The rapidxml_iterators library is now included in rapidxml.hpp, and you can do amusing things like:

for (auto & child : node.children()) {
    if (child.name() == "potato") scream_for(joy);
}

More in tests/iterators.cpp

For those of us who lose track of the buffer sometimes, clone_node() now takes an optional second argument of "true" if you want to also clone the strings. Otherwise, nodes will use string_views which reference the original parsed buffer.

Gotchas

The functions like find_node and name(...) that took a Ch * and optional length now take only a std::basic_string_view. Typical usage passed in 0, NULL, or nullptr for unwanted values; this will now segfault on C++20 and earlier - use C++23 ideally, but you can pass in {} instead. This should probably be a std::optional<std::basic_string_view> instead.

Changes

I needed a library for fast XMPP processing (reading, processing, and reserializing), and this mostly fit the bill. However, not entirely, so this version adds:

  • XML Namespace support
  • An additional parse mode flag for doing shallow parsing.
  • An additional parse mode flag for extracting just one (child) element.

Tests

The other thing this fork added was a file of simple tests, which I've recently rewritten into GoogleTest.

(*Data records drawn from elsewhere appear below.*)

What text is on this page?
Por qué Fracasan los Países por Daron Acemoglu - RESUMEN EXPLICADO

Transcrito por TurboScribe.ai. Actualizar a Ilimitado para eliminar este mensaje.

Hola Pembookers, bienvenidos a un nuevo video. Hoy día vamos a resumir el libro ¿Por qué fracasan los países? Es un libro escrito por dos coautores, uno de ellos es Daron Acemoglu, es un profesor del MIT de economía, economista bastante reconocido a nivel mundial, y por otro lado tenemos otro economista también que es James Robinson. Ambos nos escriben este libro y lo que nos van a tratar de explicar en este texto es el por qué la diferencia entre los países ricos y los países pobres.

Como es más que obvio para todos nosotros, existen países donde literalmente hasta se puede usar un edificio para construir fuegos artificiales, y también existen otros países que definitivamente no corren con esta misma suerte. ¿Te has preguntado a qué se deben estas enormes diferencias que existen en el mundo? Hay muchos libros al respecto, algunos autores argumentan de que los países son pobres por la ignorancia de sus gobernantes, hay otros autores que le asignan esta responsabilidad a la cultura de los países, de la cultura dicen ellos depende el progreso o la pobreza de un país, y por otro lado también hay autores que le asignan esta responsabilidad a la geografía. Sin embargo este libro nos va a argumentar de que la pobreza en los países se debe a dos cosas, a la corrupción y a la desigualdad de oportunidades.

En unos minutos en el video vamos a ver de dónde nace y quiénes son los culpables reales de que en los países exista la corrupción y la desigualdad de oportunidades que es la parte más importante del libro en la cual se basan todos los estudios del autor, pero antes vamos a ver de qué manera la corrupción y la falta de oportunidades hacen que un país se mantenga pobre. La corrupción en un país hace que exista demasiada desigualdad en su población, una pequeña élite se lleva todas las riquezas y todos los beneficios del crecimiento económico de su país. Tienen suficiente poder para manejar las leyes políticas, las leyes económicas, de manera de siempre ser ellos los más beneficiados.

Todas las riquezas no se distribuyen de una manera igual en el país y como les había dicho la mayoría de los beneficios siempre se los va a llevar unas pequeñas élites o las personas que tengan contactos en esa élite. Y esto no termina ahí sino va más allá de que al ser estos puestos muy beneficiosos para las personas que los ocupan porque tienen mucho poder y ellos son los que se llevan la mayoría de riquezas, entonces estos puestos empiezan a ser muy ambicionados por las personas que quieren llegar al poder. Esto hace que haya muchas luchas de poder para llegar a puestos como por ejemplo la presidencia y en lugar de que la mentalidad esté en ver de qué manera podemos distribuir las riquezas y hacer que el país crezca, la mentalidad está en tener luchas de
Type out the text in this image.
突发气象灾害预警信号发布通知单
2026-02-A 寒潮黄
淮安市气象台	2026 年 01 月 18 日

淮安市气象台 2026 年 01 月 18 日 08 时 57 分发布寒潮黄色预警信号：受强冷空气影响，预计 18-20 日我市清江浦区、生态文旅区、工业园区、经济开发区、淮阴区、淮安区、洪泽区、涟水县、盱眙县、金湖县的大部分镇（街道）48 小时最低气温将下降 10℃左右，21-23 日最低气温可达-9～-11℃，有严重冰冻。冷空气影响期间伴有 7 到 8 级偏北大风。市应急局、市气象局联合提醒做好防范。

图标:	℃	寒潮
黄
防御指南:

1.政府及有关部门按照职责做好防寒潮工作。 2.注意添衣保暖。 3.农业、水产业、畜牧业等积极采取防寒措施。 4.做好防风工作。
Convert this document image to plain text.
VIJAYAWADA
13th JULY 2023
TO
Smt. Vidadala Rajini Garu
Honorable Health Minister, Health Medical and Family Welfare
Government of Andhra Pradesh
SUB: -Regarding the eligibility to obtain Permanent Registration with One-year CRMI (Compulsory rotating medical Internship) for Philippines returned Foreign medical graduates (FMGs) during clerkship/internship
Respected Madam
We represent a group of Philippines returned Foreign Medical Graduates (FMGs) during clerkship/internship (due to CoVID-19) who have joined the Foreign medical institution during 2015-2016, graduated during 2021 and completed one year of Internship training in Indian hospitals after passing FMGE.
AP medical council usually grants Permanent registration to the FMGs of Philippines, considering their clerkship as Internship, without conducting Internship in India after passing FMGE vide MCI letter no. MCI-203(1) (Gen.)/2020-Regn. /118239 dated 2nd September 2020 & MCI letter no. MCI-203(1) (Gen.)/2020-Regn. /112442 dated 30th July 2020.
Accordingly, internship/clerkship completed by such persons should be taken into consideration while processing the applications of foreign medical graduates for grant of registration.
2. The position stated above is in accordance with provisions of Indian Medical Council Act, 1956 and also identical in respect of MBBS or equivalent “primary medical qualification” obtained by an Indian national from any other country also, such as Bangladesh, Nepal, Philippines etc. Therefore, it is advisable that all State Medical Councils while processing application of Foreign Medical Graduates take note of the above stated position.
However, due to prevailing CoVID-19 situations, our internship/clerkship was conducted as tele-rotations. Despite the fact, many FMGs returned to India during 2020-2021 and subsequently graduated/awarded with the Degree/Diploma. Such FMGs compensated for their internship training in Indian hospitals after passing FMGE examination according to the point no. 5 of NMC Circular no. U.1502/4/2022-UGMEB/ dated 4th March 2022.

The original makes reference to an expansive test suite, but this was not included in the open source release. I'll expand these tests as and when I need to.

Pull Requests

Erm. I didn't expect any, so never set up any of the infrastructure for them - this was really a fork-of-convenience for me. Not that they're unwelcome, of course, just entirely unexpected.

But yeah, go for it, just include an assurance you're happy with the licensing.